In: Accounting
Accounting involves a lot of trade-offs. List the two main options under the measurement principle and briefly discuss the trade-offs between the two options. ( i.e, historical cost and fair value)
Historical cost accounting and fair value, accounting are two methods used to record the price or value of an asset. Both these methods have their advantages and disadvantages which are discussed below
1.Historical cost - Historical cost accounting is an accounting method in which the assets listed on a company's financial statements are recorded based on the price at which the assets were purchased. This method is based on a company's past transactions and is conservative, easier to calculate and reliable. However, the historical cost of an asset may not be relevant. For example, if a company purchased a building 60 years ago, the market value of the building could be worth a lot more than the balance sheet indicates. Hence, when this method is very easy and reliable, sometimes the value does not reflect the true picture of the asset or liability making this method unreliable.
2.Fair value – This is also known as mark to market method.

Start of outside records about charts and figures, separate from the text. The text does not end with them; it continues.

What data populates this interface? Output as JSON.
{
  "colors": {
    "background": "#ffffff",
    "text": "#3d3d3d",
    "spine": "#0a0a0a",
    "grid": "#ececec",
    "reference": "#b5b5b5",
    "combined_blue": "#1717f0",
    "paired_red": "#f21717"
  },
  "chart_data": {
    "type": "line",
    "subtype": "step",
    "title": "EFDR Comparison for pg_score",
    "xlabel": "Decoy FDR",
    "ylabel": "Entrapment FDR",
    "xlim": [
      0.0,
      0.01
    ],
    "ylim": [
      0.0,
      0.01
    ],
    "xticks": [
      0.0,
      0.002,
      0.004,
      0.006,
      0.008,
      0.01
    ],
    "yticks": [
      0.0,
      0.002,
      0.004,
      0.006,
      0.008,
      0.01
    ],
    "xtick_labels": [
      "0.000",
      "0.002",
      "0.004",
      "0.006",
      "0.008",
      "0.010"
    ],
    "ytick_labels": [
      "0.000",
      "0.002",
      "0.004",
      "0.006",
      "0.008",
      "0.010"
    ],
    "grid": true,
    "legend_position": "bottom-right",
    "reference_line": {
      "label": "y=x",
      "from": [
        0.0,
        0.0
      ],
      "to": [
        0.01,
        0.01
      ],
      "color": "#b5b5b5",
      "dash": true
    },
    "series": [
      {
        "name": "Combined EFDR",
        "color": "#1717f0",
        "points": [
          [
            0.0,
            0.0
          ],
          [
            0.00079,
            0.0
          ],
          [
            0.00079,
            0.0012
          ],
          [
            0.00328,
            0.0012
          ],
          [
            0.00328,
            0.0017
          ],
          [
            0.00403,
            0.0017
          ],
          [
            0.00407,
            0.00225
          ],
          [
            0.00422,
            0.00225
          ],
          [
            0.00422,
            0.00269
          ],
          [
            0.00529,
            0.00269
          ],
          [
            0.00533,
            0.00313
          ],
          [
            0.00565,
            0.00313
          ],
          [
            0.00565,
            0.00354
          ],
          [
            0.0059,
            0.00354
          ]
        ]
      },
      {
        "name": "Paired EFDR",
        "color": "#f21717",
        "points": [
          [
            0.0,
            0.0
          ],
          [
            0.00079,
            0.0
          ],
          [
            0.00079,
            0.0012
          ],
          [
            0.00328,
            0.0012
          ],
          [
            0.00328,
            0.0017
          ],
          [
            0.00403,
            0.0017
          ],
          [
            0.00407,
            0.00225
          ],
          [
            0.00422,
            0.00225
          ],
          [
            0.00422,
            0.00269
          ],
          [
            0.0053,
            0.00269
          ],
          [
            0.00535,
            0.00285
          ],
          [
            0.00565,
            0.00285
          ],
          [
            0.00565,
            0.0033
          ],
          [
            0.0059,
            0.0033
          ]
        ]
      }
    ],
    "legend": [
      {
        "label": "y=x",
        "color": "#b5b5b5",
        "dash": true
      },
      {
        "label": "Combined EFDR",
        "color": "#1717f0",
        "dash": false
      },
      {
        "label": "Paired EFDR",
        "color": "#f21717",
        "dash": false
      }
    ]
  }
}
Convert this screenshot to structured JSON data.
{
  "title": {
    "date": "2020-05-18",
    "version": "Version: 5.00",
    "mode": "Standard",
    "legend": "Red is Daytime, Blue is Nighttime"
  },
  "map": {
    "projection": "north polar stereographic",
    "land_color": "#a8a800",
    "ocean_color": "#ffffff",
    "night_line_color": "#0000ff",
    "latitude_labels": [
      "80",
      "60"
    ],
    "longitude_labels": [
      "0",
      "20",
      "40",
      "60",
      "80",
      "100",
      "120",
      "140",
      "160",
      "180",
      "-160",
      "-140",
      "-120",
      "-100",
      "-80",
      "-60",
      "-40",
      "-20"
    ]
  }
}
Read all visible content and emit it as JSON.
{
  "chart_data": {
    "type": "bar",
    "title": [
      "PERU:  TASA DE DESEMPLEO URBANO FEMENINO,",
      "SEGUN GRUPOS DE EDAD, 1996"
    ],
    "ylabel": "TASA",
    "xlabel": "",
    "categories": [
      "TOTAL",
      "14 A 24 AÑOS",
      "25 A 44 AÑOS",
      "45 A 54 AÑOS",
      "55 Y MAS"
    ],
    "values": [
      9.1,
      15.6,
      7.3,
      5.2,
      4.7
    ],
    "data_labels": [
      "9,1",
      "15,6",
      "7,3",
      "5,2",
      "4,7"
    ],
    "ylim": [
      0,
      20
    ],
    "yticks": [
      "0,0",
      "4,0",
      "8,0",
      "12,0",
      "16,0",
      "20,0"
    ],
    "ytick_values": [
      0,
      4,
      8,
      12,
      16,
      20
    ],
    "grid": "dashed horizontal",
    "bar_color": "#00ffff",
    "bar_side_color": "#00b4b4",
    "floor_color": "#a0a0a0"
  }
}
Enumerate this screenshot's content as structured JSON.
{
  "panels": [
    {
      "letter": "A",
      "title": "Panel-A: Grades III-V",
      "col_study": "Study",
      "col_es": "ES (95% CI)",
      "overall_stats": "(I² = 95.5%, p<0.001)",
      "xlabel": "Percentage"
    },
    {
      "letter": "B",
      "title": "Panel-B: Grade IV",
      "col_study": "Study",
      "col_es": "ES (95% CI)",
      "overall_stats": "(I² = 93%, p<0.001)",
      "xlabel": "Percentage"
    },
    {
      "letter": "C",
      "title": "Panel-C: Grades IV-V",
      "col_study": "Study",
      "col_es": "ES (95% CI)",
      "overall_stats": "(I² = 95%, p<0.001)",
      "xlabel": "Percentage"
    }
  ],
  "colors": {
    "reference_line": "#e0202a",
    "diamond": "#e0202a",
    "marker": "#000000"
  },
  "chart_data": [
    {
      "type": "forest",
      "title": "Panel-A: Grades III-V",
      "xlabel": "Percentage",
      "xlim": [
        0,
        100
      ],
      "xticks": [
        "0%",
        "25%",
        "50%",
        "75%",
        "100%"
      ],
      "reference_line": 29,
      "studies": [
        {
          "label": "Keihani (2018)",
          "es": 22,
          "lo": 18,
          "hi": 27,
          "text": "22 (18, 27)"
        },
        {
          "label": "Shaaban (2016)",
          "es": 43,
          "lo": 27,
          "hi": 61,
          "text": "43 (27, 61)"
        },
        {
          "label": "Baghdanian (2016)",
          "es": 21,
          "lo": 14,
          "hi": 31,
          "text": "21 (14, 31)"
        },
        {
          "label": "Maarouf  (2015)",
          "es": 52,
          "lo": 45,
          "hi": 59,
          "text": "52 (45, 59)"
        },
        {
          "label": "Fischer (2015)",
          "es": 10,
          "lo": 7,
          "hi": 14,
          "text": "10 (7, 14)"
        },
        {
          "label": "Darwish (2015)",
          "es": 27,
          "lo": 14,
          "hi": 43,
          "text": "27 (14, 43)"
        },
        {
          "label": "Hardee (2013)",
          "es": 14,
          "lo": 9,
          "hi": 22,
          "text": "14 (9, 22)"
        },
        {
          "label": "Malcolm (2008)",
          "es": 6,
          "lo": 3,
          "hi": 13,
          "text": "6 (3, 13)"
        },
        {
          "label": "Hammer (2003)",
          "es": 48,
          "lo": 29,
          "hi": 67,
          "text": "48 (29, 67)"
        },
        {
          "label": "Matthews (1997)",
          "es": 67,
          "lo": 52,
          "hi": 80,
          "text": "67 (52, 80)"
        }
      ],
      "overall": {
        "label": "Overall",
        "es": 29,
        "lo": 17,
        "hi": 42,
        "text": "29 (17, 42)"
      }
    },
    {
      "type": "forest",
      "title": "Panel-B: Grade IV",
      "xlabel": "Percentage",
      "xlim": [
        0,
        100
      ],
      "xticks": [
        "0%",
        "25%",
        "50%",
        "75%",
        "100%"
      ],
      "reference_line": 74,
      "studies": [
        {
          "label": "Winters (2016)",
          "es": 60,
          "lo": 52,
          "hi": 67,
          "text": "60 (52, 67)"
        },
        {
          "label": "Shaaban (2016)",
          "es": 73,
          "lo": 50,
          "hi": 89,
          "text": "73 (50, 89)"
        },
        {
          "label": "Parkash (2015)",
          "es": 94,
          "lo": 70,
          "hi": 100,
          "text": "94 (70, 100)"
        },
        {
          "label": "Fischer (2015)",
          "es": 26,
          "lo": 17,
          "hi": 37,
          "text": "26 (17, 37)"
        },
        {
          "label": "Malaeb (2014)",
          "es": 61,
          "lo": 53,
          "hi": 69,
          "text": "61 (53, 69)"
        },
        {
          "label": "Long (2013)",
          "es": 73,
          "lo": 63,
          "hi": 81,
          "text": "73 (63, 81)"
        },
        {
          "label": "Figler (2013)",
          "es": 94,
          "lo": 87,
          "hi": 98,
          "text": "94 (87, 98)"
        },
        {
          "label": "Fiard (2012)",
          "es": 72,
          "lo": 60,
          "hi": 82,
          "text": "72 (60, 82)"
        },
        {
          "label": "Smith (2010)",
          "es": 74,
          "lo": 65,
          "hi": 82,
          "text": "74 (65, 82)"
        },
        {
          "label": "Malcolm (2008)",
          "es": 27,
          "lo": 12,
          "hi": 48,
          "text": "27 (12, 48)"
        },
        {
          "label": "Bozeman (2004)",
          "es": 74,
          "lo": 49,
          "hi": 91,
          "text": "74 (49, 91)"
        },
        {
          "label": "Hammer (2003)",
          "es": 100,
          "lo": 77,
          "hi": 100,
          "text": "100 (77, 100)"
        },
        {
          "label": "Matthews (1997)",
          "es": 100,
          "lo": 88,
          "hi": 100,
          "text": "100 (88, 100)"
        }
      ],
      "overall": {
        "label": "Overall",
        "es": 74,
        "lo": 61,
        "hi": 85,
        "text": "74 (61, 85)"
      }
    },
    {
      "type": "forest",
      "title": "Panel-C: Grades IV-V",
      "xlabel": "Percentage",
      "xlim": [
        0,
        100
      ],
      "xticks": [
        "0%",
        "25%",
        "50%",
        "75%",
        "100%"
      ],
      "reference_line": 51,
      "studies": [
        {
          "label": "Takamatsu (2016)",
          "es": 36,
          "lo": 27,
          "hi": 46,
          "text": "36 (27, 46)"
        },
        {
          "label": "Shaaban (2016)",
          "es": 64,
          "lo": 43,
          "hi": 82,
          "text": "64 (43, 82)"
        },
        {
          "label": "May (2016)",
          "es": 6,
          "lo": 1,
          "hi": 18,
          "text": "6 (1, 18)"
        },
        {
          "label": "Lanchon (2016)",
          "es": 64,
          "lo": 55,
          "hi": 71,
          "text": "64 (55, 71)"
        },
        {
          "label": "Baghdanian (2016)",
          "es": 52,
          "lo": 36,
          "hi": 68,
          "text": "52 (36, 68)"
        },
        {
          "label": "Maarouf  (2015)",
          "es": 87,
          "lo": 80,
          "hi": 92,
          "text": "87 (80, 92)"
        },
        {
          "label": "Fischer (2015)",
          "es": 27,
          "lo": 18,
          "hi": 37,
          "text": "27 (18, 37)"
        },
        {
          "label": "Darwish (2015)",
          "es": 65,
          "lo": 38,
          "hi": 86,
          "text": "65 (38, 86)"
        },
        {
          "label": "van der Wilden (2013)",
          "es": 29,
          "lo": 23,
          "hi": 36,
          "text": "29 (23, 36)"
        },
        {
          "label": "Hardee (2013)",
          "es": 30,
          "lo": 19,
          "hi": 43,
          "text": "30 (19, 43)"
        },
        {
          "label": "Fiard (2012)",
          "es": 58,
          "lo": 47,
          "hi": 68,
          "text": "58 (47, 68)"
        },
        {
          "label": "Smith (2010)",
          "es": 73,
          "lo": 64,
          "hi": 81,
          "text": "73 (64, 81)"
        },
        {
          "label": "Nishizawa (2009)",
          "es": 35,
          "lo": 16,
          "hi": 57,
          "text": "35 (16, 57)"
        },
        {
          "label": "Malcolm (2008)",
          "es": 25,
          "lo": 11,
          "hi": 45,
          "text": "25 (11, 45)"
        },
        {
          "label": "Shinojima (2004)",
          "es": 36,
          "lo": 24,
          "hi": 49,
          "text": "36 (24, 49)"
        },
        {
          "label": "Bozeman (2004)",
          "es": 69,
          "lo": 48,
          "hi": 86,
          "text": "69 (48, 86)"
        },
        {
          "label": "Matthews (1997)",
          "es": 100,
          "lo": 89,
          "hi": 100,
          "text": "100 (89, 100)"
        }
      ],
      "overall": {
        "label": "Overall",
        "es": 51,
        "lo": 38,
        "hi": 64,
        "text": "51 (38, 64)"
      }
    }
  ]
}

Under fair value method of accounting, recording is done at the
current market price of an asset or liability on companies'
financial statements. Fair value accounting is a financial
accounting approach that companies use to report their assets and
liabilities at estimated prices, which they would receive if they
were to sell the assets or the liabilities they would pay if they
were to be alleviated of their liabilities. Mark-to-market
accounting aims to make financial accounting information more
accurate and relevant. However, this can be a problem is market
prices fluctuate a great deal. Hence, in this method, when there is
a big fluctuation in the market, it is very difficult for the
Company to handle this. For example, during 2007-08 recession, when
there was a rapid decline in the asset prices, it became very
difficult to handle such situation as that resulted in huge losses
for the companies. When an unpredictable fluctuation in prices
occurs, mark-to-market accounting proves to be inaccurate. Unlike
mark to market, with historical cost accounting the costs remain
the same and may have been helpful during the financial
crisis.
Hence, in my opinion, both the methods have their advantages and
disadvantages. However, if I were to choose one method, then I
would choose fair value method because of the reason that it shows
the correct picture and which is the ultimate objective (i.e. true
and fair representation of financial statements.) of presenting the
financial statements to the shareholders.